The large top predators in any system generally obtain most of their food intake from large herbivores (it is not usually worth the amount of effort required to hunt much smaller prey ). For warm-blooded predators , a large quantity of food is required (about 10 times as much as for an equal-sized cold blooded predator ), so that the larger the predator and the higher its metabolic rate , the rarer it will be in any ecosystem . Predator/prey ratios are calculated by working out the weight of the predator and its prey and counting the number of predators and the total number of prey.

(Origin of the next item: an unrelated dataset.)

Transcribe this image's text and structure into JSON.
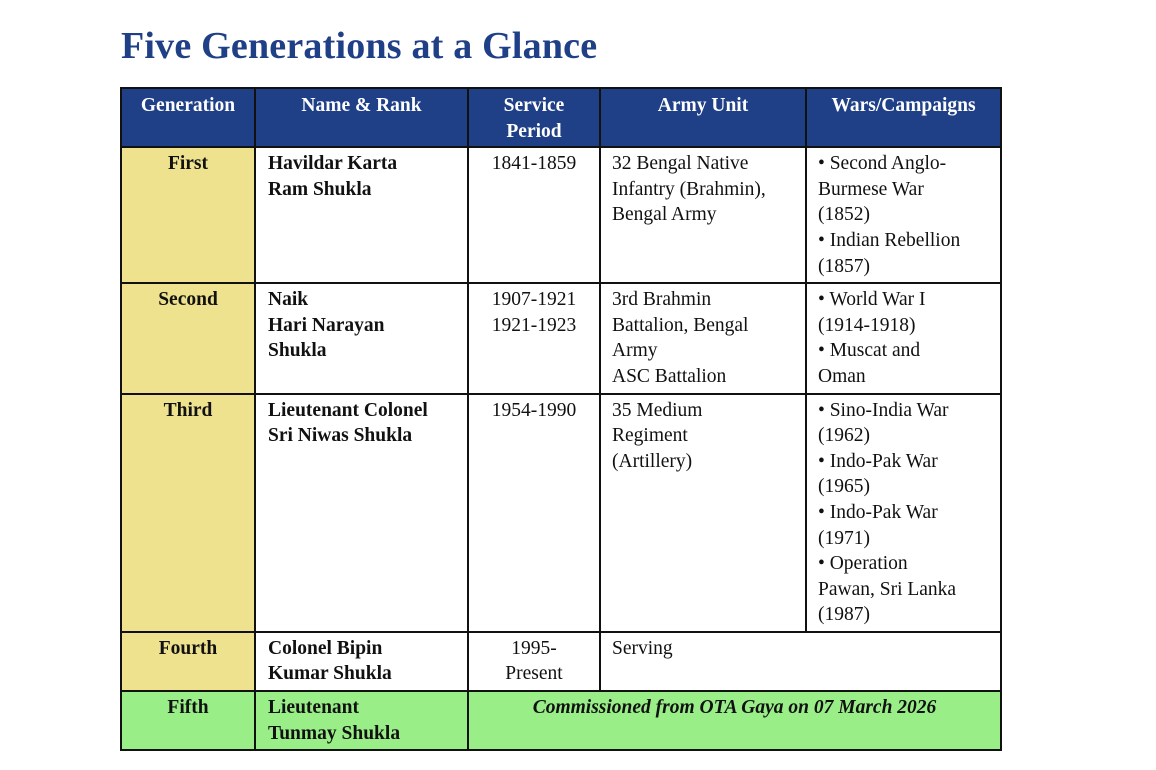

predator/prey ratio = predator weight x number
prey weight x prey number
For modern examples such as the lion on the African savannah game parks, this ratio is about 1% or even less. For Permian cold-blooded predators such as Dimetrodon, the ratio is much higher, at 20%, equivalent to today's crocodiles and spiders. Prehistoric mammal predators such as sabre toothed tigers have a ratio of about 3 - 5%. Tyrannosaurus ratios are almost exactly the same as for sabre tooths, and large dinosaur predators average about 3.5%, with a range from 5% for good habitats such as late Cretaceous Alberta down to less than 1% for the much more difficult environment of late Cretaceous Mongolia.

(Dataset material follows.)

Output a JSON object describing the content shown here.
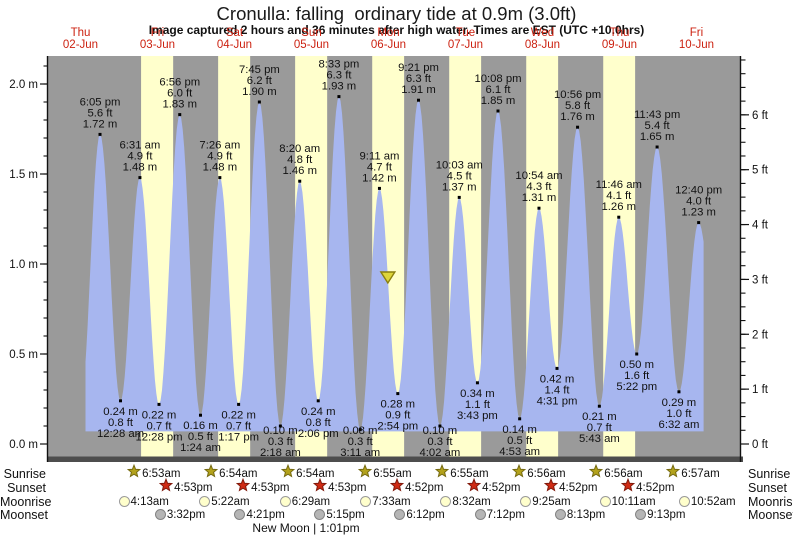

Dinosaurs clearly fall into the same group as the unquestionably warm-blooded prehistoric mammals and are much lower than cold-blooded predators of today or the Permian period. There are several possible reasons for the lower values for the lion - the savannah is relatively open and provides little in the way of hunting cover, there is considerable interference from man etc, so that the lion is unable to operate at peak efficiency and so the herbivore population increases beyond its expected level.
The studies cited above are not considered flawless by all experts, and no studies have been done with bird predator/prey systems. Census counts based on incomplete fossil assemblages may be unrepresentative, and the assumption that predator density is always limited by prey density is largely untested.